- Genus: Capsicum
- Species: Capsicum frutescens
- Cultivar: 'Xiao Mi La'
- Heat: Very hot
- Scoville scale: 75,000 SHU

= Xiao mi la pepper =

Chili pepper cultivar

Xiao mi la (小米辣, literally "millet pepper") is a cultivar of Capsicum frutescens found in southern China. The Xiao Mi La pepper is often cited as one of the three most commonly used peppers in Chinese cuisines, along with facing heaven chilli and two vitex chilli. It is also known in China as "Thai Pepper", although that is a name used in other parts of the world for a different chili cultivar than Xiao mi la. Xiao mi la is the only wild pepper species in China, where it has naturalized in the southern Yunnan Province of China as a perennial shrub.
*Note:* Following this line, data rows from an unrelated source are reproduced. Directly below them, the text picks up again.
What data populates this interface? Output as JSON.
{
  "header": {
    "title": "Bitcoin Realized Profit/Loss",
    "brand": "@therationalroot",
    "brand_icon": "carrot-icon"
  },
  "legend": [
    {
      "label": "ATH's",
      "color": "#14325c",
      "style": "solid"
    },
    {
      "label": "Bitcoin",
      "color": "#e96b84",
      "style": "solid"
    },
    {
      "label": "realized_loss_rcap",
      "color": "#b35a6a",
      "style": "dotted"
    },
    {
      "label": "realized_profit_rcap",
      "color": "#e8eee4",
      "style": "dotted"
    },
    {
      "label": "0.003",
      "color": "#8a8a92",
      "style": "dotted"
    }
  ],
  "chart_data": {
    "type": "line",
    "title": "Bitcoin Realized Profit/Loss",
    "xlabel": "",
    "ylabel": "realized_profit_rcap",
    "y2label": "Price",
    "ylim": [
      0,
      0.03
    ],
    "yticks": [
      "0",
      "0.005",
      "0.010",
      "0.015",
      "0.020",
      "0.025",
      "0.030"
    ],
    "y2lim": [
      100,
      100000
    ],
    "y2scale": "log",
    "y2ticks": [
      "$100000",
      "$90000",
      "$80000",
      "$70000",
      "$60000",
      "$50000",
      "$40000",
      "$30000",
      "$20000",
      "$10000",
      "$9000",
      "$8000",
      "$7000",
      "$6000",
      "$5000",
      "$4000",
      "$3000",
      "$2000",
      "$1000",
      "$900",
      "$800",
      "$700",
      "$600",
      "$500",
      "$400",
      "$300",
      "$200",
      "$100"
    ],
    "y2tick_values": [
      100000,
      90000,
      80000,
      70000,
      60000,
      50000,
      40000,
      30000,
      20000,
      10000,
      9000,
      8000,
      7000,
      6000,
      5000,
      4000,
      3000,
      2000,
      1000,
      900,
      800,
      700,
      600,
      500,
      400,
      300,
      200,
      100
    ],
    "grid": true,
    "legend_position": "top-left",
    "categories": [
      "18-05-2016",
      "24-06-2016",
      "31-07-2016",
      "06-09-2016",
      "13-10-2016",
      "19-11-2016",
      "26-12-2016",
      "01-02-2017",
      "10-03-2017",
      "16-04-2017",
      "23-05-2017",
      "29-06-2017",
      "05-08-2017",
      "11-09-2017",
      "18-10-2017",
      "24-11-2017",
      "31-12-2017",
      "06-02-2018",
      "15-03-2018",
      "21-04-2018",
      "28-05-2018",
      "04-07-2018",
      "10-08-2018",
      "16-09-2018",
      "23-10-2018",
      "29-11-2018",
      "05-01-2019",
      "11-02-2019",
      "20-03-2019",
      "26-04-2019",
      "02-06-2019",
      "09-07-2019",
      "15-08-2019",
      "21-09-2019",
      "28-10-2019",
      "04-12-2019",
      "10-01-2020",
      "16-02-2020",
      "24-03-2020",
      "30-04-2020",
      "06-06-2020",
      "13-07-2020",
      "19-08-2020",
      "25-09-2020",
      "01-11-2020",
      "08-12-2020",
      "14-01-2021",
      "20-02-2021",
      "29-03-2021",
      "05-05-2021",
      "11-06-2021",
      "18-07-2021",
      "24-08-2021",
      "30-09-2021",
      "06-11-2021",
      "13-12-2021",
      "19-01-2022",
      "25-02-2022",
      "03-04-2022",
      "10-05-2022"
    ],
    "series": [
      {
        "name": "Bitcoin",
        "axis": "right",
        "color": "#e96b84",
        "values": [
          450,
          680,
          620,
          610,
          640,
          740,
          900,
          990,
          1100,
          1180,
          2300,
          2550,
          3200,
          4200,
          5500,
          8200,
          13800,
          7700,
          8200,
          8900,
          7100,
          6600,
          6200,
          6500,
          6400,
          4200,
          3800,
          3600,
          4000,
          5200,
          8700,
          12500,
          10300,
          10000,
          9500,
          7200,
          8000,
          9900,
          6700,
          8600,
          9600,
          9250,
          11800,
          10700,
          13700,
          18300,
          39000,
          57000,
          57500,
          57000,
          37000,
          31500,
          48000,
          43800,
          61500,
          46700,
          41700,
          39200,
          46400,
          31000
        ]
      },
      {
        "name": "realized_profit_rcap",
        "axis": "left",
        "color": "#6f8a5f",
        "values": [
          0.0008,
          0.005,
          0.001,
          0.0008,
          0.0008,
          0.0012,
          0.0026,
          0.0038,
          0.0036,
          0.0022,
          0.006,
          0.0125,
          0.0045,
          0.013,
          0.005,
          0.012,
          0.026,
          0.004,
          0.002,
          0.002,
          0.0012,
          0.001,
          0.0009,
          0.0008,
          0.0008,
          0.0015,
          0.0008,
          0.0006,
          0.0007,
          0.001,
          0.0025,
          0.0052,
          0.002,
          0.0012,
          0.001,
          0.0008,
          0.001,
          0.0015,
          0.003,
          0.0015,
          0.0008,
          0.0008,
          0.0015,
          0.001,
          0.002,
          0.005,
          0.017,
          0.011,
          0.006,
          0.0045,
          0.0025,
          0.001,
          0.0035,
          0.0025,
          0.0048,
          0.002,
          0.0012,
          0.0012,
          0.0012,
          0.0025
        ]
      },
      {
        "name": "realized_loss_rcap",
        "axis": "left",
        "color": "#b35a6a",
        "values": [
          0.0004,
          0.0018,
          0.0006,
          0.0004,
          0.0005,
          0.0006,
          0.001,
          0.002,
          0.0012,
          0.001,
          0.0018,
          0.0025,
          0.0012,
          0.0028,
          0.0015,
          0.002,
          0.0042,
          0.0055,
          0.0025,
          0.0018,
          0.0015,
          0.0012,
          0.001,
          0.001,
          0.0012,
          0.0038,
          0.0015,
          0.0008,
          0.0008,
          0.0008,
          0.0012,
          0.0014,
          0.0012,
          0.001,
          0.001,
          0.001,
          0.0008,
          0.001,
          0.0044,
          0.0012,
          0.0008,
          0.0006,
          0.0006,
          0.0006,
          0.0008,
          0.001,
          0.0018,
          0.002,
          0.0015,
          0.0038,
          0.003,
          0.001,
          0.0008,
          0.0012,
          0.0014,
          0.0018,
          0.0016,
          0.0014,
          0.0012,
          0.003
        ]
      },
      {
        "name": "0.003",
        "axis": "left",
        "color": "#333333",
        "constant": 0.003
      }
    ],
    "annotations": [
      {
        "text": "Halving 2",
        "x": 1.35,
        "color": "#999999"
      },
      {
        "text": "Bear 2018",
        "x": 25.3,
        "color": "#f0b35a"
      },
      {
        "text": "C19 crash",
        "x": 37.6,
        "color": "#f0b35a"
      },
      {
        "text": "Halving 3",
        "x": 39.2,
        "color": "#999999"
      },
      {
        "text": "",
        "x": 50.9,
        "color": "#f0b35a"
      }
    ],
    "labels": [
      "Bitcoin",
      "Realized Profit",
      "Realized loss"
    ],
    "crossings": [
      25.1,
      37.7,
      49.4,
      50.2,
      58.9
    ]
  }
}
Xiao mi la is adapted to this environment of high temperature and humidity, as well as resistance to East Asian disease pressures, low light, and barren soil.

==Spice==
Xiao Mi La is one of the spiciest widely available peppers at Beijing wet markets and grocery stores. Xiao mi la is used in spicy Sichuan dishes like Lazi Dry Pepper Chicken Wings, Mala Xiang Guo (stir-fried hotpot, cooked twice), and Shangxin Ban Kongxincai (tragically hot water spinach salad). Xiao mi la is also processed into flakes and powders.